Key Takeaways:
- North Korea’s Lazarus Group has laundered $12 million through Tornado Cash, a crypto mixer, despite being under international sanctions.
- The laundered funds originated from sophisticated hacks on the HTX exchange and its cross-chain bridge, HECO, in November, with a combined theft of over $116 million.
- Despite U.S. sanctions against Tornado Cash for facilitating over $1 billion in money laundering, its decentralized nature allows it to continue operations, challenging regulatory efforts to combat crypto laundering.
Despite facing international sanctions, North Korea’s notorious Lazarus Group has ingeniously navigated the complexities of the crypto world to launder a staggering $12 million.
This sum, derived from illicit activities, found its way through the murky waters of Tornado Cash, a crypto mixer that has itself been in the eye of regulatory storms.
NEW: 🇰🇵 North Korean hackers have laundered $12 million in $ETH through Tornado Cash over the last 24 hours
— BlockNews.com (@blocknewsdotcom) March 14, 2024
The journey of these ill-gotten gains began with a sophisticated attack on the cryptocurrency exchange HTX and its interconnected network, the HTX Eco Chain (HECO), back in November.
The assault resulted in a hefty haul of $30 million from HTX and an additional $86.6 million from HECO. The attackers didn’t rest on their laurels; they converted their booty into Ether through decentralized exchanges, laying low until now.
Tornado Cash, a platform that prides itself on decentralization and non-custodial privacy, became the final destination for this sizeable sum.
Built atop the Ethereum blockchain, Tornado Cash uses a blend of smart contracts to obscure the origins of cryptocurrency, allowing deposits from one address to be withdrawn by a completely different one.

This functionality has made it a haven for those seeking privacy but, simultaneously, a magnet for controversy due to its alleged role in laundering over $1 billion linked to various criminal activities, including those attributed to the Lazarus Group.
The U.S. Treasury Department’s sanctions in August 2022, aimed at curtailing Tornado Cash’s operations due to its purported facilitation of money laundering, have done little to stymie its utility to the Lazarus Group.
The sanctions’ effectiveness is hampered by the decentralized nature of blockchain technology, which ensures that Tornado Cash’s operations remain beyond the reach of traditional regulatory mechanisms.
This isn’t the first rodeo for the Lazarus Group in the world of crypto laundering.

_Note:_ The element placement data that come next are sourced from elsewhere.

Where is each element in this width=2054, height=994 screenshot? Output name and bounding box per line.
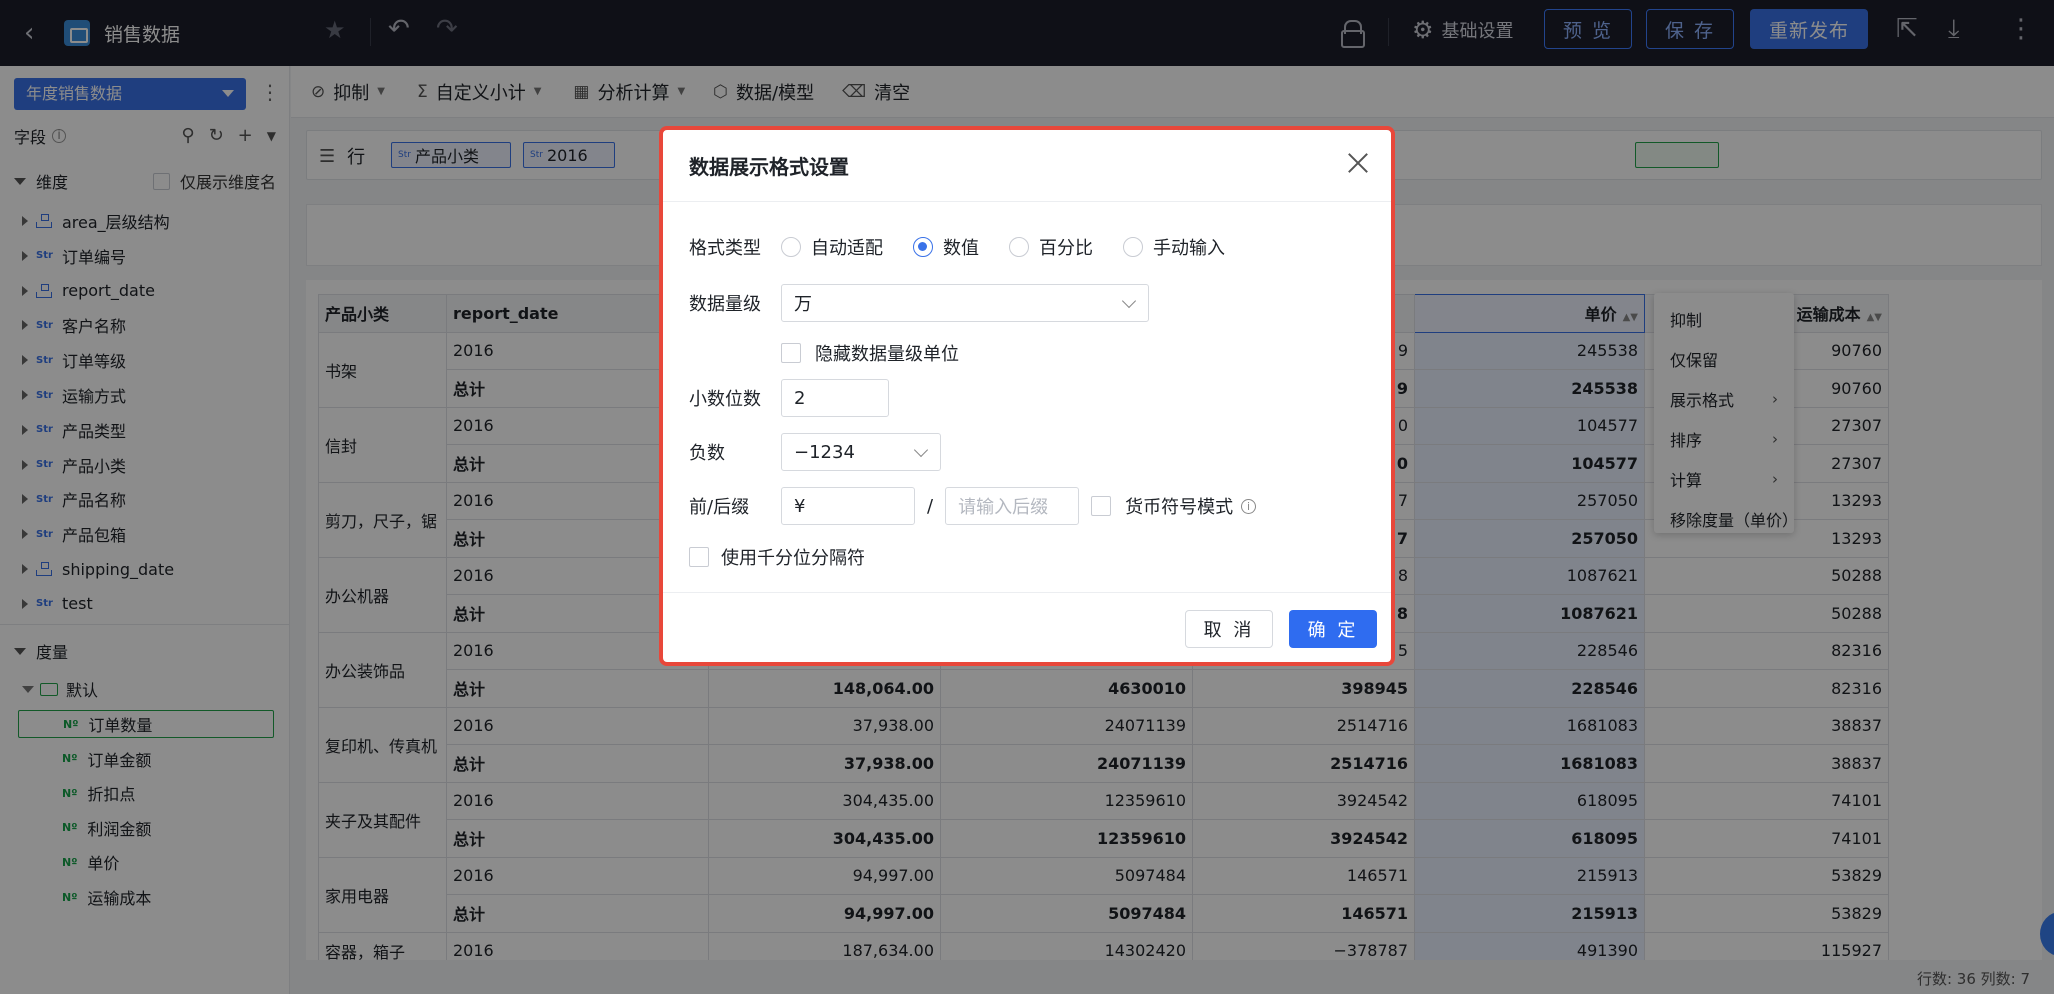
- thousands-separator-label: 使用千分位分隔符: [721, 548, 865, 569]
- confirm-button[interactable]: 确 定: [1289, 610, 1377, 648]
- format-settings-dialog: 数据展示格式设置 格式类型 自动适配 数值 百分比 手动输入 数据量级 万 隐藏…: [659, 126, 1395, 666]
- format-type-label: 格式类型: [689, 238, 761, 259]
- chevron-down-icon: [913, 442, 929, 458]
- dialog-footer-divider: [663, 592, 1391, 593]
- radio-percent[interactable]: 百分比: [1009, 234, 1093, 260]
- prefix-input[interactable]: ¥: [781, 487, 915, 525]
- hide-unit-row[interactable]: 隐藏数据量级单位: [781, 340, 959, 366]
- thousands-row[interactable]: 使用千分位分隔符: [689, 544, 865, 570]
- chevron-down-icon: [1121, 293, 1137, 309]
- currency-mode-checkbox[interactable]: [1091, 496, 1112, 516]
- format-type-row: 格式类型 自动适配 数值 百分比 手动输入: [689, 234, 1255, 260]
- currency-mode-label: 货币符号模式: [1125, 497, 1234, 518]
- thousands-separator-checkbox[interactable]: [689, 547, 709, 567]
- decimals-row: 小数位数 2: [689, 379, 889, 417]
- radio-circle[interactable]: [1123, 237, 1143, 257]
- negative-label: 负数: [689, 443, 725, 464]
- radio-circle[interactable]: [781, 237, 801, 257]
- radio-label: 手动输入: [1153, 238, 1225, 259]
- affix-row: 前/后缀 ¥ / 请输入后缀 货币符号模式 i: [689, 487, 1257, 525]
- radio-label: 数值: [943, 238, 979, 259]
- cancel-button[interactable]: 取 消: [1185, 610, 1273, 648]
- radio-label: 自动适配: [811, 238, 883, 259]
- affix-label: 前/后缀: [689, 497, 750, 518]
- decimals-label: 小数位数: [689, 389, 761, 410]
- negative-value: −1234: [794, 441, 855, 463]
- radio-auto-fit[interactable]: 自动适配: [781, 234, 883, 260]
- suffix-input[interactable]: 请输入后缀: [945, 487, 1080, 525]
- radio-circle[interactable]: [1009, 237, 1029, 257]
- radio-circle[interactable]: [913, 237, 933, 257]
- hide-unit-label: 隐藏数据量级单位: [815, 344, 959, 365]
- dialog-title: 数据展示格式设置: [663, 130, 1391, 202]
- affix-separator: /: [927, 495, 934, 517]
- hide-unit-checkbox[interactable]: [781, 343, 801, 363]
- magnitude-select[interactable]: 万: [781, 284, 1149, 322]
- decimals-input[interactable]: 2: [781, 379, 889, 417]
- negative-row: 负数 −1234: [689, 433, 941, 471]
- magnitude-value: 万: [794, 294, 812, 315]
- negative-format-select[interactable]: −1234: [781, 433, 941, 471]
- magnitude-row: 数据量级 万: [689, 284, 1149, 322]
- close-icon[interactable]: [1347, 152, 1369, 174]
- radio-numeric[interactable]: 数值: [913, 234, 979, 260]
- radio-manual[interactable]: 手动输入: [1123, 234, 1225, 260]
- magnitude-label: 数据量级: [689, 294, 761, 315]
- radio-label: 百分比: [1039, 238, 1093, 259]
- info-icon[interactable]: i: [1241, 498, 1257, 514]
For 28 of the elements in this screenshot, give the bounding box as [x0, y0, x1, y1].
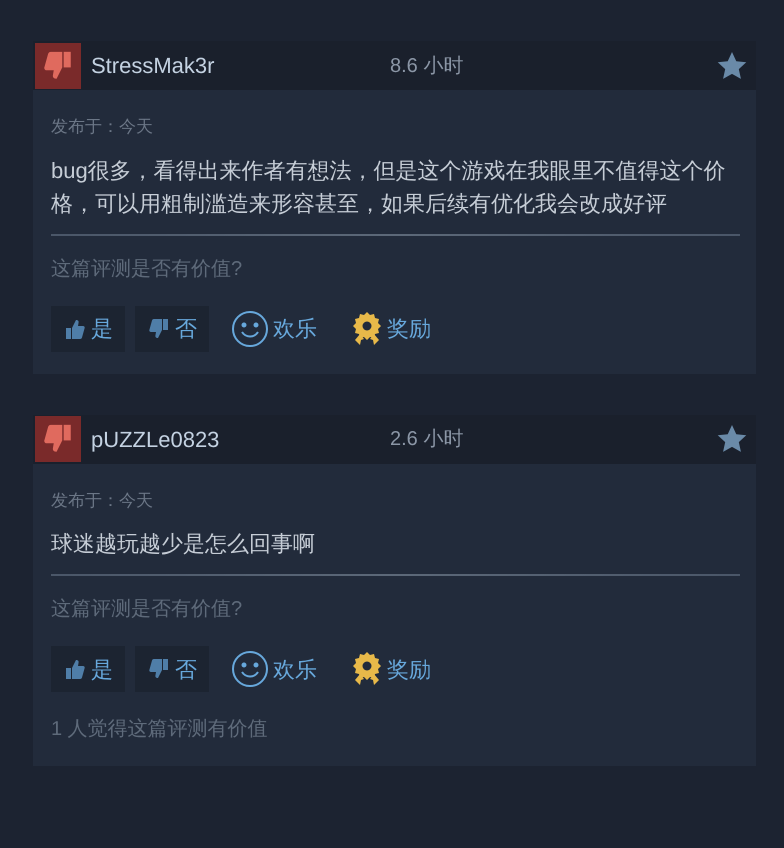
no-button[interactable]: 否: [135, 306, 209, 352]
playtime: 2.6 小时: [390, 427, 464, 452]
funny-button[interactable]: 欢乐: [219, 306, 329, 352]
funny-button[interactable]: 欢乐: [219, 646, 329, 692]
author-name[interactable]: pUZZLe0823: [91, 422, 390, 456]
yes-button[interactable]: 是: [51, 306, 125, 352]
award-button[interactable]: 奖励: [339, 306, 443, 352]
star-icon[interactable]: [716, 423, 748, 455]
playtime: 8.6 小时: [390, 54, 464, 78]
award-button[interactable]: 奖励: [339, 646, 443, 692]
helpful-count: 1 人觉得这篇评测有价值: [51, 717, 269, 742]
helpful-prompt: 这篇评测是否有价值?: [51, 256, 244, 282]
smiley-icon: [231, 310, 269, 348]
no-button[interactable]: 否: [135, 646, 209, 692]
review-text: bug很多，看得出来作者有想法，但是这个游戏在我眼里不值得这个价格，可以用粗制滥造来形容甚至，如果后续有优化我会改成好评: [51, 156, 727, 218]
posted-date: 发布于：今天: [51, 490, 154, 512]
star-icon[interactable]: [716, 50, 748, 82]
award-icon: [351, 310, 383, 346]
yes-button[interactable]: 是: [51, 646, 125, 692]
posted-date: 发布于：今天: [51, 116, 154, 138]
review-text: 球迷越玩越少是怎么回事啊: [51, 530, 316, 558]
helpful-prompt: 这篇评测是否有价值?: [51, 597, 244, 622]
author-name[interactable]: StressMak3r: [91, 49, 390, 82]
thumbs-up-icon: [63, 657, 87, 681]
award-icon: [351, 651, 383, 687]
thumbs-down-icon: [147, 316, 171, 340]
smiley-icon: [231, 650, 269, 688]
thumbs-down-icon: [147, 657, 171, 681]
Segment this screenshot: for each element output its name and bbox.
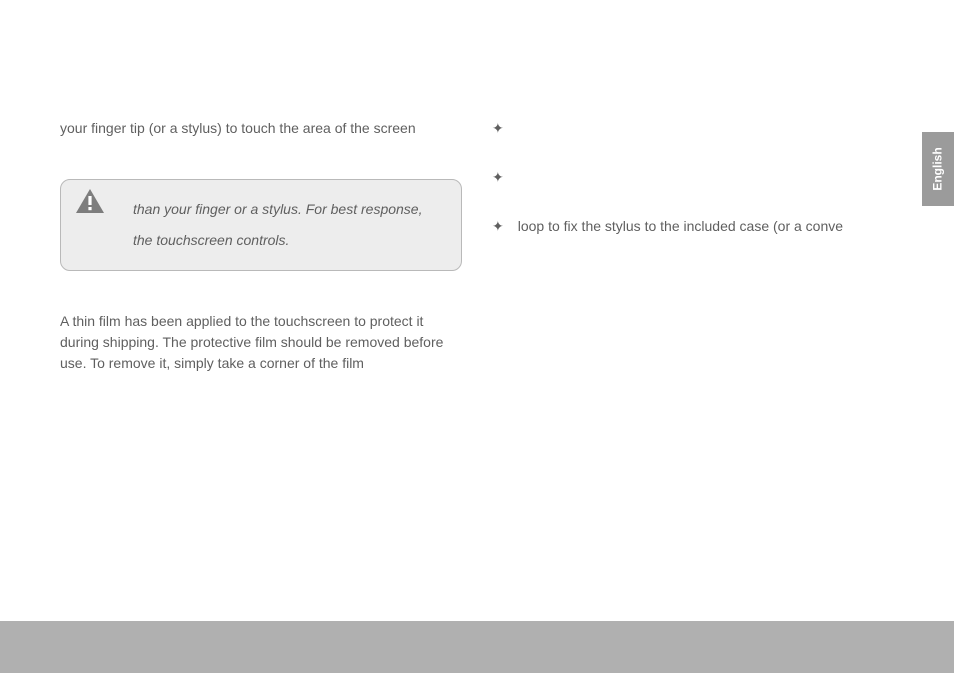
bullet-item-3: ✦ loop to fix the stylus to the included… (492, 216, 894, 237)
star-icon: ✦ (492, 167, 504, 188)
star-icon: ✦ (492, 118, 504, 139)
right-column: ✦ ✦ ✦ loop to fix the stylus to the incl… (492, 118, 894, 392)
callout-line-1: than your finger or a stylus. For best r… (133, 194, 443, 225)
left-column: your finger tip (or a stylus) to touch t… (60, 118, 462, 392)
footer-bar (0, 621, 954, 673)
warning-callout: than your finger or a stylus. For best r… (60, 179, 462, 271)
language-tab-label: English (929, 147, 947, 190)
bullet-text-1 (518, 118, 894, 139)
star-icon: ✦ (492, 216, 504, 237)
bullet-item-2: ✦ (492, 167, 894, 188)
warning-icon (75, 188, 105, 220)
bullet-item-1: ✦ (492, 118, 894, 139)
bullet-text-2 (518, 167, 894, 188)
bullet-text-3: loop to fix the stylus to the included c… (518, 216, 894, 237)
paragraph-top: your finger tip (or a stylus) to touch t… (60, 118, 462, 139)
language-tab[interactable]: English (922, 132, 954, 206)
page-content: your finger tip (or a stylus) to touch t… (60, 118, 894, 392)
paragraph-bottom: A thin film has been applied to the touc… (60, 311, 462, 374)
callout-line-2: the touchscreen controls. (133, 225, 443, 256)
callout-text: than your finger or a stylus. For best r… (79, 194, 443, 256)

With the recent crackdown on crypto mixers like Sindbad and Blender, the group has had to pivot back to old reliables like Tornado Cash.
These mixers, essential tools in the cybercriminal’s arsenal for obscuring the trail of digital currencies, have increasingly become targets of law enforcement agencies worldwide.
The ongoing battle between cybercriminals and regulators took a more personal turn with the legal actions against developers associated with Tornado Cash.
Charges have been leveled against key figures behind the mixer, highlighting the growing resolve of authorities to clamp down on the digital underbelly of crypto laundering.
Lazarus Group Moves $12 Million in Ether, Tornado Cash in Spotlight https://t.co/AHaKSFng22
— Crypto Mak (@crypto__mak) March 14, 2024
This saga serves as a stark reminder of the persistent vulnerabilities within the cryptocurrency ecosystem and the lengths to which groups like Lazarus will go to exploit them.
As the digital age advances, the cat-and-mouse game between cybercriminals and regulators continues to evolve, underscoring the need for robust, innovative solutions to safeguard the integrity of the crypto space.